En milieu de matinée, au moment où la pause à l’imprimerie du boulevard est sur le point de s’achever, Antoine Louis, le retraité français du quartier fait son entrée à La Presse, pas avant, il déteste le vacarme, d’aucuns diraient qu’il est rabat-joie, lui rectifierait en faisant valoir qu’il recherche un coin calme pour lire les journaux en buvant un café, et parfois échanger quelques mots avec le personnel et les deux-trois habitués qui y commentent l’actualité, celle des gros titres et des faits divers, ainsi que les émissions de grande écoute de la veille, voilà pourquoi dans ce bistrot qui le midi et le soir, notamment à l’occasion de retransmissions sportives, propose à la carte des plats régionaux bien cuisinés et un menu quotidien, il arrive à Monsieur Louis de déjeuner, quand son réfrigérateur est vide ou, ses talents culinaires étant fort limités, s’il est las de ses préparations, cela étant, dans ce rade il n’apparaît qu’entre la coupure récréative, que s’accordent les salariés des presses offset et numériques d’en face et une poignée d’ouvriers et de manœuvres à l’œuvre sur les chantiers des environs, et le premier service, ce créneau d’environ une heure lui permet entre deux corvées domestiques de prendre connaissance de la vie du canton et de ce qui retient l’attention de sa population, ou du moins de la partie de celle-ci qui n’a pas renoncé à parcourir une feuille de chou, cette halte régulière participe de la manière dont il souhaite mener son existence en ce pays où il s’est installé l’année passée, espérant s’y intégrer, y nouer des relations et des amitiés, y trouver le désert et la paix auquel il aspire – une sorte de grand arrière, afin d’y vieillir et aussi d’y écrire en guise de conjuration des grimaces et des impostures de l’époque, une visée nécessitant d’arpenter la langue avec le désir pour boussole et le rêve comme sextant.

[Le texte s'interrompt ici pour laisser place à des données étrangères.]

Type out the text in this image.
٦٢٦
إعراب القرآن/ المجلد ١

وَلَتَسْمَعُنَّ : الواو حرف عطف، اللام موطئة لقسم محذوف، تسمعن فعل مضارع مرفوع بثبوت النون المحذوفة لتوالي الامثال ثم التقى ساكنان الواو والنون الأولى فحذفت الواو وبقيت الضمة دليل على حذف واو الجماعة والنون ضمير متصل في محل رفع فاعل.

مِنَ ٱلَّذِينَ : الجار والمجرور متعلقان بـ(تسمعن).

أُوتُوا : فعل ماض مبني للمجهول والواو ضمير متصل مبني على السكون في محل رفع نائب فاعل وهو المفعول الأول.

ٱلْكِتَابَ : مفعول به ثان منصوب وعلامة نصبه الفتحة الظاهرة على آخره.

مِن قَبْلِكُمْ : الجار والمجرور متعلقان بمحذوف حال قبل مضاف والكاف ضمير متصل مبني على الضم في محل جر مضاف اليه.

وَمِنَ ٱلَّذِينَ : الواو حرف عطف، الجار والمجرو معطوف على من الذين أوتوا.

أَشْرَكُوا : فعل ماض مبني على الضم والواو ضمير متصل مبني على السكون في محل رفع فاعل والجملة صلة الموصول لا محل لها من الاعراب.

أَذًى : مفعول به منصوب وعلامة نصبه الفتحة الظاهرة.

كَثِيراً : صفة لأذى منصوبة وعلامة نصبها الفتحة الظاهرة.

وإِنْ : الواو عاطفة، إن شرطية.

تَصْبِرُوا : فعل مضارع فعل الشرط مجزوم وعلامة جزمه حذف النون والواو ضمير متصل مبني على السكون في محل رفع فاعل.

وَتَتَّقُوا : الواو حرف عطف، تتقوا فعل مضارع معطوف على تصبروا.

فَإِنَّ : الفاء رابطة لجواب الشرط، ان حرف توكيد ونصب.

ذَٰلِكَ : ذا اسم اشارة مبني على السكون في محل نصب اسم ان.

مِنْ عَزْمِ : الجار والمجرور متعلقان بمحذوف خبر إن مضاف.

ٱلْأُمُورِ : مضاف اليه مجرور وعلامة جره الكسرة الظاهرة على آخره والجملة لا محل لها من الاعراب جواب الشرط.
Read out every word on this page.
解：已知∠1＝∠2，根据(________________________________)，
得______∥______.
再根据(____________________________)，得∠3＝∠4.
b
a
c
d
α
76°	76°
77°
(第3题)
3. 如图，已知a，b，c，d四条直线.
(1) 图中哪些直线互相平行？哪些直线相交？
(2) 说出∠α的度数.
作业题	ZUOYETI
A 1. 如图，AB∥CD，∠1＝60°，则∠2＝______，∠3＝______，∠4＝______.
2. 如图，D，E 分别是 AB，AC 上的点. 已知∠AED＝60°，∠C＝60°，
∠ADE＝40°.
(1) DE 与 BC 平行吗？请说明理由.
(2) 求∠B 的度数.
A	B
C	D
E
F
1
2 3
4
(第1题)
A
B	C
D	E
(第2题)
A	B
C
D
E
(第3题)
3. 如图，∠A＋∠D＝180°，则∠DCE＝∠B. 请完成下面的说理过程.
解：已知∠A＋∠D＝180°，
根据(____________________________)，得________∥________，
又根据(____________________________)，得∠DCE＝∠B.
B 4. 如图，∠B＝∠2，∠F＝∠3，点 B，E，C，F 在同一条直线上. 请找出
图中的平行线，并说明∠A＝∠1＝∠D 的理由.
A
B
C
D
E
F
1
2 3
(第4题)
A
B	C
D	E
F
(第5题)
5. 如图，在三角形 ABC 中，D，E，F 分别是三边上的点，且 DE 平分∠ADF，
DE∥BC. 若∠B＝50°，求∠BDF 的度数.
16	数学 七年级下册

Antoine Louis salue son monde, un sourire accompagné d’un hochement de tête pour les gaillards qui, après avoir éclusé force bières avec éclats de voix rodomontades blagues et tapes sur l’épaule, s’apprêtent à rejoindre leurs tôles ; une formule civile mais gentille pour le personnel et à l’endroit du patron ; un geste respectueux en direction d’une quarantenaire jamais auparavant aperçue assise à la meilleure place de l’établissement, celle d’où on tourne le dos à la porte du commerce ; et un sous-entendu à l’intention des deux types de son âge accoudés au comptoir qui noient leur ennui dans une rigoureuse et éthylique routine, et s’y remettent en milieu d’après-midi, se défiant l’un l’autre à la Petite Arvine ou à la Dôle blanche selon la semaine du mois où se déroule leur conclave et l’état de leurs bourses, ils ont été prompts à lui adresser la parole dès qu’il a commencé à fréquenter le troquet, et n’ont pas tergiversé pour le considérer comme l’un des leurs même s’il détonnait par sa mise et sa dégaine : chapeauté d’un feutre une broche épinglée au revers gauche d’une veste de costume en velours noir la chemise au col toujours boutonné, parfois cravaté, sous un gilet de laine et satin. Mais, la galerie, il l’amuse surtout par une façon surannée de s’exprimer et une civilité bien plus soulignée que celle considérée comme de bon aloi en Romandie, ce qui lui vaut d’être charrié, les deux compères qui présentement le happent n’étant pas les moins taquins.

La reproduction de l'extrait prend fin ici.